4 novembre 2000

 

Cher camarade

Je réponds avec beaucoup de retard à ton courrier de septembre.
Tu ne te souviens peut-être plus que je t’avais envoyé un article intitulé " de Millau à Cellatex… ", et peut-être n’as-tu plus en tête non plus la nature de ton courrier.
D’abord, je te remercie d’avoir fait paraître notre texte dans l’AG de ton site comme tu le signalais dans ta lettre.
Ton courrier soulève une foule de questions, car il y avait beaucoup de " PS ".

Je remarque d’abord que tu as beaucoup de flair, indépendamment de ta capacité à estimer la plus ou moins grande qualité du Roquefort depuis 30 ans. Oui, je le confesse : je suis trotskiste ! Aïe ! Aïe ! Aïe ! Je ne sais pas si je suis voué du coup, à porter la même étoile rouge que les militants syndicaux et politiques qui d’après toi, devraient être exclus de toute forme d’auto-organisation.
Ce que je t’assure, c’est que dans tel ou tel comité à l’avenir, aucun trotskiste ne t’excluera… sous prétxte que tu dois être un peu libertaire non ? (tu vois, moi aussi j’ai du flair !).

Ce qui m’impressionne dans ton courrier, c’est que, pour quelqu’un qui cite Sade, tu as des jugements un peu moraux sur toutes et tous (j’aime, je n’aime pas), qui ne font pas l’objet d’une démonstration (mais peut-être n’as-tu pas envie de convaincre), et qui souvent, paraissent un peu datés : " en décembre 86 ", la Ligue " en 73 ".
Ca ne permet pas forcément de beaucoup se comprendre ni d’avancer, de tisser les liens qui à juste titre selon toi, s’élaborent dans des mouvements comme Millau… ou grâce à des militants qui favorisent de fait les passerelles en créant des sites internet, dont ils font part dans le courrier des lecteurs de Rouge (ce qui me paraît très juste).

Le problème pour François et moi dans cet article n’est pas de porter une appréciation sur José bové, sur le mouvement anti-mondialisation en général, les Cellatex ou l’extrême-gauche, vis-à-vis de laquelle en tant qu’institution ne nous nourrissons guère d’illusions, pas plus que sur les élections d’ailleurs.

Le problème est d’essayer de comprendre par quels biais une conscience de classe nouvelle est en train de se tisser, indépendamment des leaders et des organisations, et comment des militants pourraient trouver les formulations, les outils politiques pour que cette conscience se renforce et devienne révolutionnaire.
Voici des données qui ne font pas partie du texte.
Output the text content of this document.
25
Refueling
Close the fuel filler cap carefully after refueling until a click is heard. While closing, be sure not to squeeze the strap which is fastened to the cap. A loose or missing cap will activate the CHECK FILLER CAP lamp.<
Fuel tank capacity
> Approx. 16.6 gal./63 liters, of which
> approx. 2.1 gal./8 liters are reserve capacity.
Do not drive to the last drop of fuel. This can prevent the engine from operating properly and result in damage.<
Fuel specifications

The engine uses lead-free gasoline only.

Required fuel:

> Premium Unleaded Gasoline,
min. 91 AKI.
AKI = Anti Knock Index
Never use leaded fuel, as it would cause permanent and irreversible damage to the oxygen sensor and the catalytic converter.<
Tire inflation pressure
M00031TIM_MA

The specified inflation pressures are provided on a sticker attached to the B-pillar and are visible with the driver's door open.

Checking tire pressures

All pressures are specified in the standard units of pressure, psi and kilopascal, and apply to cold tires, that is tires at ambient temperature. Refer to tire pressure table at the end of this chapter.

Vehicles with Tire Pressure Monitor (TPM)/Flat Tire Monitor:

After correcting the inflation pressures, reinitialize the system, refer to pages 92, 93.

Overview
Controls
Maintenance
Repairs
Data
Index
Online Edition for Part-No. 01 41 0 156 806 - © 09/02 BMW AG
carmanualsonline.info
Nous pensons que des militants, organisés ou non, mais l’organisation dans la nature est une forme supérieure de la vie, pourraient contribuer à ce travail, par exemple en se servant du système démocratique bourgeois.

Tout le monde (ou presque) convient que depuis 10 ans, nous sommes entrés dans une période historique tout à fait nouvelle, mais en gros, les instruments de réflexion et d’action des révolutionnaires sont ceux qui ont été élaborés depuis des décennies. La génération qui constitue le gros des troupes organisées ou non du mouvement révolutionnaire fonctionne par automatisme. C’est ce qui entrave non seulement le dialogue entre militants, mais surtout, fait écran entre les travailleurs et les jeunes qui cherchent leur voie et la possibilité de politisation que représente le capital d’expérience des anciennes générations, qui pourrait être fort utile pour le travail d’émancipation de la nouvelle classe ouvrière. Quand je parle de capital d’expérience, je pense aux échecs et aux errements des révolutionnaires depuis 50 ans, mais aussi à tout le capital historique de 150 ans d’effort des classes opprimées pour se libérer, et plus largement à tout ce que l’humanité a produit comme effort scientifique et culturel pour dépasser sa propre existence.

Malheureusement, ton texte recèle beaucoup de ces automatismes, qui tournent vite aux jugements de valeurs et aux procès d’intention qui rendent difficile la discussion, mais surtout, qui je crois, ne nous aide pas beaucoup à comprendre ce qui se passe, et qui feraient fuir, aujourd’hui encore plus qu’hier les milliers de jeunes qui se posent la question " je ne veux pas d’un monde de marchandises, comment faire ? ", ou les travailleurs qui se disent " je ne suis pas un objet bon à jeter, comment faire pour défendre mes droits ? ". Il me semble que ce sont de ces questions qu’on devrait partir, quitte à oublier un peu notre propre histoire, parce qu’on a un peu de mal à la porter, qu’on soit trotskiste, anarchiste ou marchand de Roquefort.

Je te remercie encore d’avoir fait paraître notre texte et de ton courrier.